I felt a little pang. Would Riley have done the same over me? Or was it only Paige who affected him so deeply?
“Why don’t you take a quick shower? I was thinking we should go stake out the lobby, in case she tries to slip away.”
“Good idea. I’ll be right back.” Riley shut his laptop and wagged a finger me. “No peeking. I’m not sure about what I’ve written. Let me digest it first, and then you can look when I’m ready. Okay?”
“Okay.” I poured myself a cup of coffee while Riley headed to the bathroom. Might as well try to perk myself up. We had a
long night ahead.
CARTER
Someone shook my shoulder. The hand on my arm was small, feminine, the fingernails lightly pressing into my skin. Paige? I opened my eyes to take in a gorgeous Latina standing in front of me. Riley was still snoozing, his head pillowed on my other shoulder.
The woman motioned to him. “That must be Riley. And you must be Carter.” She was wearing a dark green figure-hugging dress that made me want to whistle in appreciation.
“And you are?” I asked, my voice raspy with sleep.
“Arianna Rodriguez. Paige’s boss.”
I looked around the hotel lobby, my gut tightening in alarm. “Has she left already?”
Arianna flipped a mass of shiny black hair over her shoulder and took a seat in the chair next to the couch we were sitting on. “You’d better wake him up for this.”

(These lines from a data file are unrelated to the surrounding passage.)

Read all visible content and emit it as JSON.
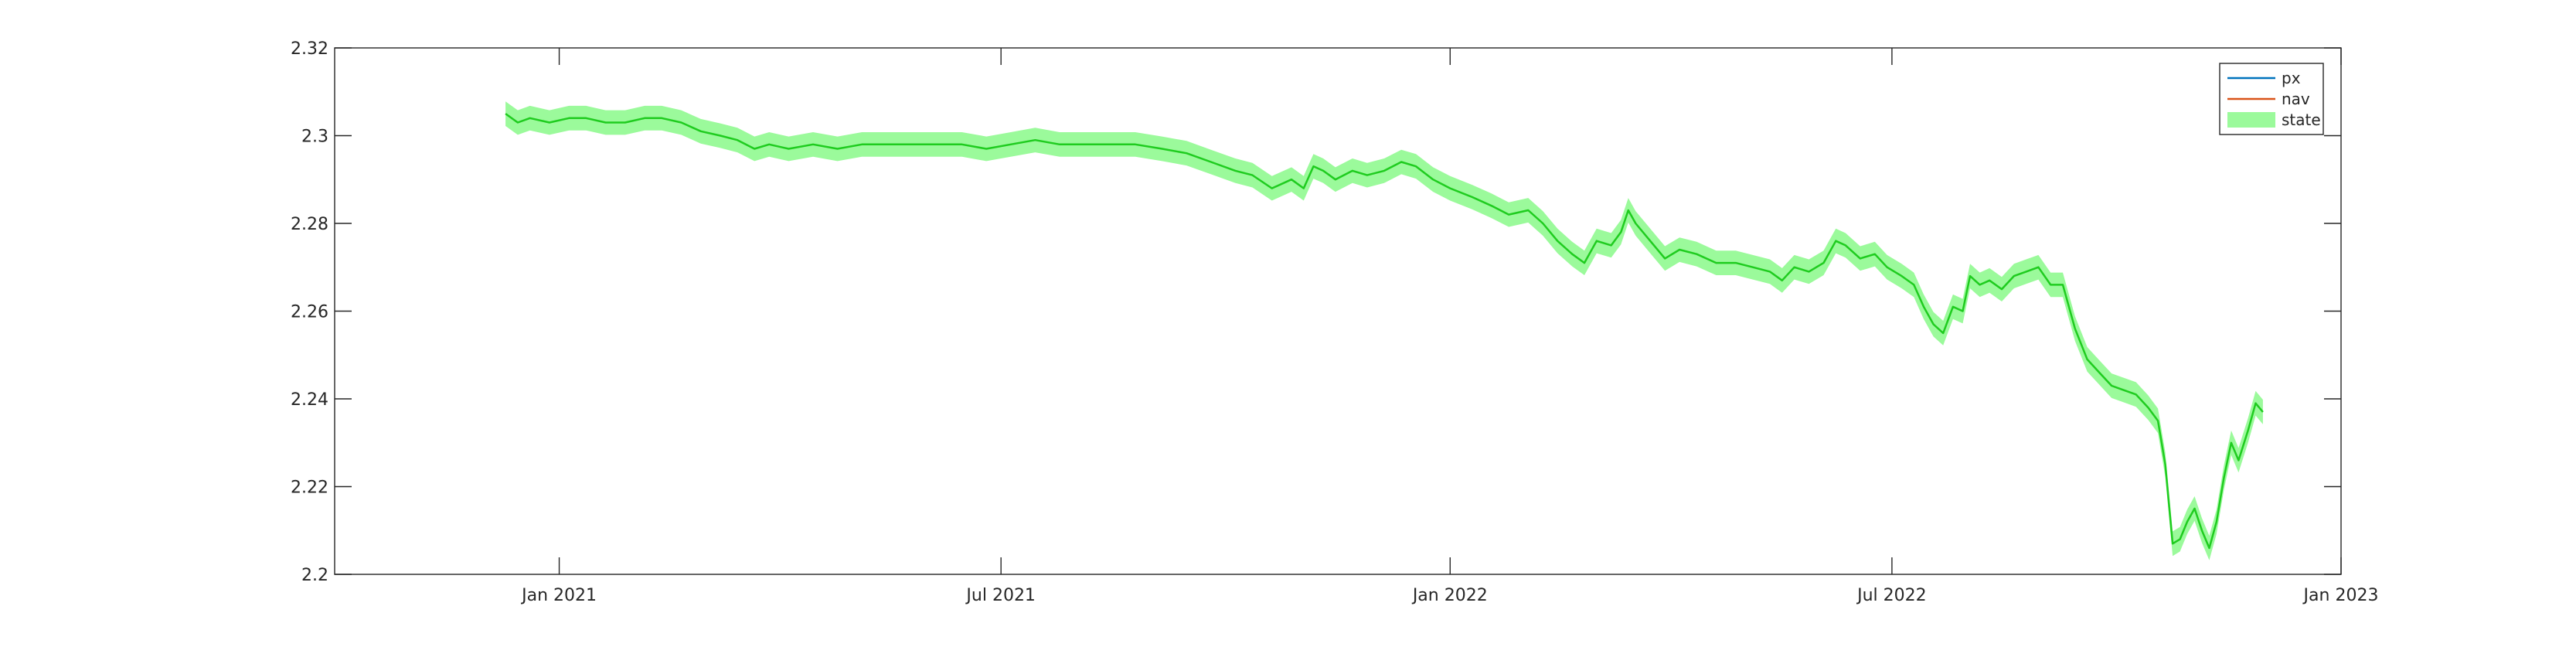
{
  "chart_data": {
    "type": "line",
    "title": "",
    "xlabel": "",
    "ylabel": "",
    "xlim": [
      "2020-10-01",
      "2023-01-01"
    ],
    "ylim": [
      2.2,
      2.32
    ],
    "x_ticks": [
      {
        "date": "2021-01-01",
        "label": "Jan 2021"
      },
      {
        "date": "2021-07-01",
        "label": "Jul 2021"
      },
      {
        "date": "2022-01-01",
        "label": "Jan 2022"
      },
      {
        "date": "2022-07-01",
        "label": "Jul 2022"
      },
      {
        "date": "2023-01-01",
        "label": "Jan 2023"
      }
    ],
    "y_ticks": [
      {
        "value": 2.2,
        "label": "2.2"
      },
      {
        "value": 2.22,
        "label": "2.22"
      },
      {
        "value": 2.24,
        "label": "2.24"
      },
      {
        "value": 2.26,
        "label": "2.26"
      },
      {
        "value": 2.28,
        "label": "2.28"
      },
      {
        "value": 2.3,
        "label": "2.3"
      },
      {
        "value": 2.32,
        "label": "2.32"
      }
    ],
    "grid": false,
    "legend_position": "top-right",
    "band_halfwidth": 0.0028,
    "series": [
      {
        "name": "px",
        "kind": "line",
        "color": "#0072BD",
        "values": []
      },
      {
        "name": "nav",
        "kind": "line",
        "color": "#D95319",
        "values": []
      },
      {
        "name": "state",
        "kind": "band",
        "color": "#1FCC1F",
        "fill": "#9BFA9B",
        "points": [
          [
            "2020-12-10",
            2.305
          ],
          [
            "2020-12-15",
            2.303
          ],
          [
            "2020-12-20",
            2.304
          ],
          [
            "2020-12-28",
            2.303
          ],
          [
            "2021-01-05",
            2.304
          ],
          [
            "2021-01-12",
            2.304
          ],
          [
            "2021-01-20",
            2.303
          ],
          [
            "2021-01-28",
            2.303
          ],
          [
            "2021-02-05",
            2.304
          ],
          [
            "2021-02-12",
            2.304
          ],
          [
            "2021-02-20",
            2.303
          ],
          [
            "2021-02-28",
            2.301
          ],
          [
            "2021-03-08",
            2.3
          ],
          [
            "2021-03-15",
            2.299
          ],
          [
            "2021-03-22",
            2.297
          ],
          [
            "2021-03-28",
            2.298
          ],
          [
            "2021-04-05",
            2.297
          ],
          [
            "2021-04-15",
            2.298
          ],
          [
            "2021-04-25",
            2.297
          ],
          [
            "2021-05-05",
            2.298
          ],
          [
            "2021-05-20",
            2.298
          ],
          [
            "2021-06-01",
            2.298
          ],
          [
            "2021-06-15",
            2.298
          ],
          [
            "2021-06-25",
            2.297
          ],
          [
            "2021-07-05",
            2.298
          ],
          [
            "2021-07-15",
            2.299
          ],
          [
            "2021-07-25",
            2.298
          ],
          [
            "2021-08-05",
            2.298
          ],
          [
            "2021-08-15",
            2.298
          ],
          [
            "2021-08-25",
            2.298
          ],
          [
            "2021-09-05",
            2.297
          ],
          [
            "2021-09-15",
            2.296
          ],
          [
            "2021-09-25",
            2.294
          ],
          [
            "2021-10-05",
            2.292
          ],
          [
            "2021-10-12",
            2.291
          ],
          [
            "2021-10-20",
            2.288
          ],
          [
            "2021-10-28",
            2.29
          ],
          [
            "2021-11-02",
            2.288
          ],
          [
            "2021-11-06",
            2.293
          ],
          [
            "2021-11-10",
            2.292
          ],
          [
            "2021-11-15",
            2.29
          ],
          [
            "2021-11-22",
            2.292
          ],
          [
            "2021-11-28",
            2.291
          ],
          [
            "2021-12-05",
            2.292
          ],
          [
            "2021-12-12",
            2.294
          ],
          [
            "2021-12-18",
            2.293
          ],
          [
            "2021-12-25",
            2.29
          ],
          [
            "2022-01-01",
            2.288
          ],
          [
            "2022-01-10",
            2.286
          ],
          [
            "2022-01-18",
            2.284
          ],
          [
            "2022-01-25",
            2.282
          ],
          [
            "2022-02-02",
            2.283
          ],
          [
            "2022-02-08",
            2.28
          ],
          [
            "2022-02-14",
            2.276
          ],
          [
            "2022-02-20",
            2.273
          ],
          [
            "2022-02-25",
            2.271
          ],
          [
            "2022-03-02",
            2.276
          ],
          [
            "2022-03-08",
            2.275
          ],
          [
            "2022-03-12",
            2.278
          ],
          [
            "2022-03-15",
            2.283
          ],
          [
            "2022-03-18",
            2.28
          ],
          [
            "2022-03-24",
            2.276
          ],
          [
            "2022-03-30",
            2.272
          ],
          [
            "2022-04-05",
            2.274
          ],
          [
            "2022-04-12",
            2.273
          ],
          [
            "2022-04-20",
            2.271
          ],
          [
            "2022-04-28",
            2.271
          ],
          [
            "2022-05-05",
            2.27
          ],
          [
            "2022-05-12",
            2.269
          ],
          [
            "2022-05-17",
            2.267
          ],
          [
            "2022-05-22",
            2.27
          ],
          [
            "2022-05-28",
            2.269
          ],
          [
            "2022-06-03",
            2.271
          ],
          [
            "2022-06-08",
            2.276
          ],
          [
            "2022-06-12",
            2.275
          ],
          [
            "2022-06-18",
            2.272
          ],
          [
            "2022-06-24",
            2.273
          ],
          [
            "2022-06-29",
            2.27
          ],
          [
            "2022-07-05",
            2.268
          ],
          [
            "2022-07-10",
            2.266
          ],
          [
            "2022-07-14",
            2.261
          ],
          [
            "2022-07-18",
            2.257
          ],
          [
            "2022-07-22",
            2.255
          ],
          [
            "2022-07-26",
            2.261
          ],
          [
            "2022-07-30",
            2.26
          ],
          [
            "2022-08-02",
            2.268
          ],
          [
            "2022-08-06",
            2.266
          ],
          [
            "2022-08-10",
            2.267
          ],
          [
            "2022-08-15",
            2.265
          ],
          [
            "2022-08-20",
            2.268
          ],
          [
            "2022-08-25",
            2.269
          ],
          [
            "2022-08-30",
            2.27
          ],
          [
            "2022-09-04",
            2.266
          ],
          [
            "2022-09-09",
            2.266
          ],
          [
            "2022-09-14",
            2.256
          ],
          [
            "2022-09-19",
            2.249
          ],
          [
            "2022-09-24",
            2.246
          ],
          [
            "2022-09-29",
            2.243
          ],
          [
            "2022-10-04",
            2.242
          ],
          [
            "2022-10-09",
            2.241
          ],
          [
            "2022-10-14",
            2.238
          ],
          [
            "2022-10-18",
            2.235
          ],
          [
            "2022-10-21",
            2.225
          ],
          [
            "2022-10-24",
            2.207
          ],
          [
            "2022-10-27",
            2.208
          ],
          [
            "2022-10-30",
            2.212
          ],
          [
            "2022-11-02",
            2.215
          ],
          [
            "2022-11-05",
            2.21
          ],
          [
            "2022-11-08",
            2.206
          ],
          [
            "2022-11-11",
            2.212
          ],
          [
            "2022-11-14",
            2.222
          ],
          [
            "2022-11-17",
            2.23
          ],
          [
            "2022-11-20",
            2.226
          ],
          [
            "2022-11-24",
            2.233
          ],
          [
            "2022-11-27",
            2.239
          ],
          [
            "2022-11-30",
            2.237
          ]
        ]
      }
    ]
  }
}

I shook Riley awake, glad that he’d gotten some sleep instead of spending the whole night fretting. I glanced at my watch. Seven AM.
“What’s going on?” Riley asked, yawning and stretching, his eyes finally latching on to Arianna and widening. He looked at me. “Who’s this lovely creature?” he asked.

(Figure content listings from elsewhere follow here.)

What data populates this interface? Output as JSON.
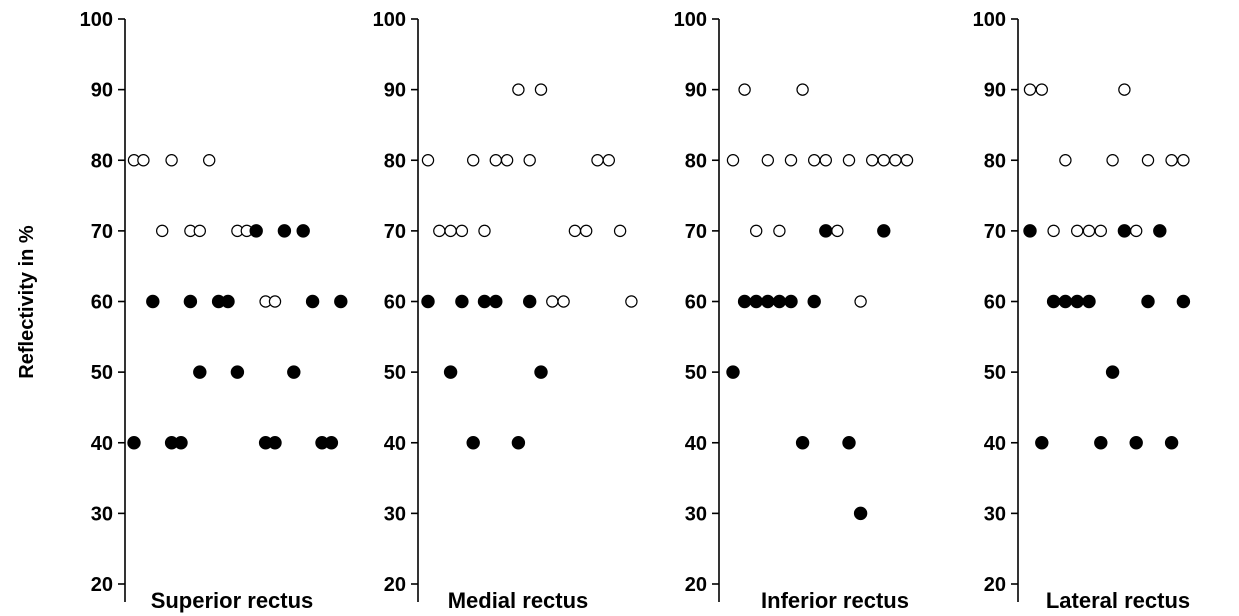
{
  "ylabel": "Reflectivity in %",
  "chart_data": [
    {
      "type": "scatter",
      "xlabel": "Superior rectus",
      "ylim": [
        20,
        100
      ],
      "yticks": [
        20,
        30,
        40,
        50,
        60,
        70,
        80,
        90,
        100
      ],
      "series": [
        {
          "marker": "open",
          "color": "#000000",
          "points": [
            {
              "x": 1,
              "y": 80
            },
            {
              "x": 2,
              "y": 80
            },
            {
              "x": 4,
              "y": 70
            },
            {
              "x": 5,
              "y": 80
            },
            {
              "x": 7,
              "y": 70
            },
            {
              "x": 8,
              "y": 70
            },
            {
              "x": 9,
              "y": 80
            },
            {
              "x": 12,
              "y": 70
            },
            {
              "x": 13,
              "y": 70
            },
            {
              "x": 15,
              "y": 60
            },
            {
              "x": 16,
              "y": 60
            }
          ]
        },
        {
          "marker": "filled",
          "color": "#000000",
          "points": [
            {
              "x": 1,
              "y": 40
            },
            {
              "x": 3,
              "y": 60
            },
            {
              "x": 5,
              "y": 40
            },
            {
              "x": 6,
              "y": 40
            },
            {
              "x": 7,
              "y": 60
            },
            {
              "x": 8,
              "y": 50
            },
            {
              "x": 10,
              "y": 60
            },
            {
              "x": 11,
              "y": 60
            },
            {
              "x": 12,
              "y": 50
            },
            {
              "x": 14,
              "y": 70
            },
            {
              "x": 15,
              "y": 40
            },
            {
              "x": 16,
              "y": 40
            },
            {
              "x": 17,
              "y": 70
            },
            {
              "x": 18,
              "y": 50
            },
            {
              "x": 19,
              "y": 70
            },
            {
              "x": 20,
              "y": 60
            },
            {
              "x": 21,
              "y": 40
            },
            {
              "x": 22,
              "y": 40
            },
            {
              "x": 23,
              "y": 60
            }
          ]
        }
      ]
    },
    {
      "type": "scatter",
      "xlabel": "Medial rectus",
      "ylim": [
        20,
        100
      ],
      "yticks": [
        20,
        30,
        40,
        50,
        60,
        70,
        80,
        90,
        100
      ],
      "series": [
        {
          "marker": "open",
          "color": "#000000",
          "points": [
            {
              "x": 1,
              "y": 80
            },
            {
              "x": 2,
              "y": 70
            },
            {
              "x": 3,
              "y": 70
            },
            {
              "x": 4,
              "y": 70
            },
            {
              "x": 5,
              "y": 80
            },
            {
              "x": 6,
              "y": 70
            },
            {
              "x": 7,
              "y": 80
            },
            {
              "x": 8,
              "y": 80
            },
            {
              "x": 9,
              "y": 90
            },
            {
              "x": 10,
              "y": 80
            },
            {
              "x": 11,
              "y": 90
            },
            {
              "x": 12,
              "y": 60
            },
            {
              "x": 13,
              "y": 60
            },
            {
              "x": 14,
              "y": 70
            },
            {
              "x": 15,
              "y": 70
            },
            {
              "x": 16,
              "y": 80
            },
            {
              "x": 17,
              "y": 80
            },
            {
              "x": 18,
              "y": 70
            },
            {
              "x": 19,
              "y": 60
            }
          ]
        },
        {
          "marker": "filled",
          "color": "#000000",
          "points": [
            {
              "x": 1,
              "y": 60
            },
            {
              "x": 3,
              "y": 50
            },
            {
              "x": 4,
              "y": 60
            },
            {
              "x": 5,
              "y": 40
            },
            {
              "x": 6,
              "y": 60
            },
            {
              "x": 7,
              "y": 60
            },
            {
              "x": 9,
              "y": 40
            },
            {
              "x": 10,
              "y": 60
            },
            {
              "x": 11,
              "y": 50
            }
          ]
        }
      ]
    },
    {
      "type": "scatter",
      "xlabel": "Inferior rectus",
      "ylim": [
        20,
        100
      ],
      "yticks": [
        20,
        30,
        40,
        50,
        60,
        70,
        80,
        90,
        100
      ],
      "series": [
        {
          "marker": "open",
          "color": "#000000",
          "points": [
            {
              "x": 1,
              "y": 80
            },
            {
              "x": 2,
              "y": 90
            },
            {
              "x": 3,
              "y": 70
            },
            {
              "x": 4,
              "y": 80
            },
            {
              "x": 5,
              "y": 70
            },
            {
              "x": 6,
              "y": 80
            },
            {
              "x": 7,
              "y": 90
            },
            {
              "x": 8,
              "y": 80
            },
            {
              "x": 9,
              "y": 80
            },
            {
              "x": 10,
              "y": 70
            },
            {
              "x": 11,
              "y": 80
            },
            {
              "x": 12,
              "y": 60
            },
            {
              "x": 13,
              "y": 80
            },
            {
              "x": 14,
              "y": 80
            },
            {
              "x": 15,
              "y": 80
            },
            {
              "x": 16,
              "y": 80
            }
          ]
        },
        {
          "marker": "filled",
          "color": "#000000",
          "points": [
            {
              "x": 1,
              "y": 50
            },
            {
              "x": 2,
              "y": 60
            },
            {
              "x": 3,
              "y": 60
            },
            {
              "x": 4,
              "y": 60
            },
            {
              "x": 5,
              "y": 60
            },
            {
              "x": 6,
              "y": 60
            },
            {
              "x": 7,
              "y": 40
            },
            {
              "x": 8,
              "y": 60
            },
            {
              "x": 9,
              "y": 70
            },
            {
              "x": 11,
              "y": 40
            },
            {
              "x": 12,
              "y": 30
            },
            {
              "x": 14,
              "y": 70
            }
          ]
        }
      ]
    },
    {
      "type": "scatter",
      "xlabel": "Lateral rectus",
      "ylim": [
        20,
        100
      ],
      "yticks": [
        20,
        30,
        40,
        50,
        60,
        70,
        80,
        90,
        100
      ],
      "series": [
        {
          "marker": "open",
          "color": "#000000",
          "points": [
            {
              "x": 1,
              "y": 90
            },
            {
              "x": 2,
              "y": 90
            },
            {
              "x": 3,
              "y": 70
            },
            {
              "x": 4,
              "y": 80
            },
            {
              "x": 5,
              "y": 70
            },
            {
              "x": 6,
              "y": 70
            },
            {
              "x": 7,
              "y": 70
            },
            {
              "x": 8,
              "y": 80
            },
            {
              "x": 9,
              "y": 90
            },
            {
              "x": 10,
              "y": 70
            },
            {
              "x": 11,
              "y": 80
            },
            {
              "x": 12,
              "y": 70
            },
            {
              "x": 13,
              "y": 80
            },
            {
              "x": 14,
              "y": 80
            }
          ]
        },
        {
          "marker": "filled",
          "color": "#000000",
          "points": [
            {
              "x": 1,
              "y": 70
            },
            {
              "x": 2,
              "y": 40
            },
            {
              "x": 3,
              "y": 60
            },
            {
              "x": 4,
              "y": 60
            },
            {
              "x": 5,
              "y": 60
            },
            {
              "x": 6,
              "y": 60
            },
            {
              "x": 7,
              "y": 40
            },
            {
              "x": 8,
              "y": 50
            },
            {
              "x": 9,
              "y": 70
            },
            {
              "x": 10,
              "y": 40
            },
            {
              "x": 11,
              "y": 60
            },
            {
              "x": 12,
              "y": 70
            },
            {
              "x": 13,
              "y": 40
            },
            {
              "x": 14,
              "y": 60
            }
          ]
        }
      ]
    }
  ]
}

I smirked. Riley never missed a beat. Except when it came to Paige. “Arianna Rodriguez. Paige’s boss.”
He straightened and ran a hand over his hair. “Fuck. I mean—”

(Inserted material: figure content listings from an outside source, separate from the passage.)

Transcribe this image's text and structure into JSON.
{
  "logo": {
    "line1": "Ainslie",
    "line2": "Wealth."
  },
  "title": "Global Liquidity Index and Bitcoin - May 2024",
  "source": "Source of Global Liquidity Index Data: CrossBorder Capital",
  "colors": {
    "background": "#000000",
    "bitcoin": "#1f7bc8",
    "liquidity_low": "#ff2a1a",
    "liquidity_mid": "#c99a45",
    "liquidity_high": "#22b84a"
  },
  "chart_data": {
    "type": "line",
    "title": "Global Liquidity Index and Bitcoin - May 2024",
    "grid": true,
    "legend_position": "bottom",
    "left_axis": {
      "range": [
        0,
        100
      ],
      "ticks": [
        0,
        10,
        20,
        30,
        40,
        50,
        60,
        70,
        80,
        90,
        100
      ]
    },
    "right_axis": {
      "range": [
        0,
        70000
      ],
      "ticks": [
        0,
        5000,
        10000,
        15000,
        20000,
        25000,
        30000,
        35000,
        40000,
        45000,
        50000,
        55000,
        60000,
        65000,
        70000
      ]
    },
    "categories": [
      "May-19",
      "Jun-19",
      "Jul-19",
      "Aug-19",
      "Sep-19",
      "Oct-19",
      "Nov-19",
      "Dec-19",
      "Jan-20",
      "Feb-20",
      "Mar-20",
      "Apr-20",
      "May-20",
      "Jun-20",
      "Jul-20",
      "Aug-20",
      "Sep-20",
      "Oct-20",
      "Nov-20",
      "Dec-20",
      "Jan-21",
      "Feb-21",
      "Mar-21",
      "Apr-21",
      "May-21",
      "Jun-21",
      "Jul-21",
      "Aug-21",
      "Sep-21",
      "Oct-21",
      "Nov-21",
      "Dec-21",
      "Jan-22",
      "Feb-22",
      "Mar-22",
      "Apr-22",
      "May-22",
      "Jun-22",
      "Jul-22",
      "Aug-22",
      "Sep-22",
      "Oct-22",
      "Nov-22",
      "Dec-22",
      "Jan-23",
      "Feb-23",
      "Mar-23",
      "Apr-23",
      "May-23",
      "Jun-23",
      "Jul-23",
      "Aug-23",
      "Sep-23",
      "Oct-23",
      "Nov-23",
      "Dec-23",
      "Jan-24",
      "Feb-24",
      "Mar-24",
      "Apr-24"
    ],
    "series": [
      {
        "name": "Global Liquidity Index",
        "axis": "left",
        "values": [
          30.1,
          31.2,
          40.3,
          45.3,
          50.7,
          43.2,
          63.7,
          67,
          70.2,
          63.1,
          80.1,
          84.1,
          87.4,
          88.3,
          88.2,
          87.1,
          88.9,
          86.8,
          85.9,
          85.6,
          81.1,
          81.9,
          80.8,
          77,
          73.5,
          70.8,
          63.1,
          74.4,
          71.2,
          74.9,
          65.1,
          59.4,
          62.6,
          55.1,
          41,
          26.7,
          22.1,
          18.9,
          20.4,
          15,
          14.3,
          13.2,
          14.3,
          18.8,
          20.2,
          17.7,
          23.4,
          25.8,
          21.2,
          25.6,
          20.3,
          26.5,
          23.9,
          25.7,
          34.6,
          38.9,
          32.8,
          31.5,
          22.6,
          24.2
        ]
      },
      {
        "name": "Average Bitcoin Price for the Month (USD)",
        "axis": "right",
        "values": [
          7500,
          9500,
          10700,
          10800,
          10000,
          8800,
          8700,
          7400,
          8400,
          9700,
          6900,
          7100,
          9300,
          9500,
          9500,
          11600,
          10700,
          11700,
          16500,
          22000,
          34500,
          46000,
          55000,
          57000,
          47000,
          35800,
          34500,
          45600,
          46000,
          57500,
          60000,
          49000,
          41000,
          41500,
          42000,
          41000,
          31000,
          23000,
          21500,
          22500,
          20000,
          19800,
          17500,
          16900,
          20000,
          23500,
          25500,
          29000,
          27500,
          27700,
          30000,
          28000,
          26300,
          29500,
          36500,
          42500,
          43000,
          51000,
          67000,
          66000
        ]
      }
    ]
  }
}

Arianna smiled and waved his words away. “I’ve been cursing since I was twelve. Don’t worry about my tender ears.”
“Is Paige here?” he asked, the hope in his voice giving me another pang.
Arianna shook her head slowly. “I’m afraid not. She checked out yesterday afternoon and spent the night at Heathrow waiting for a flight out. We crossed paths a few hours ago.”
“Fuck!” he said, and slammed his bruised hand onto the cushion beside him. “I knew we should have gone after her.”
I put a hand on his shoulder. “I’m sorry I made the wrong call.”
Arianna shook her head again. “I don’t think you could’ve stopped her, no matter what you did. She was still a mess when I saw her right before she got on the plane.”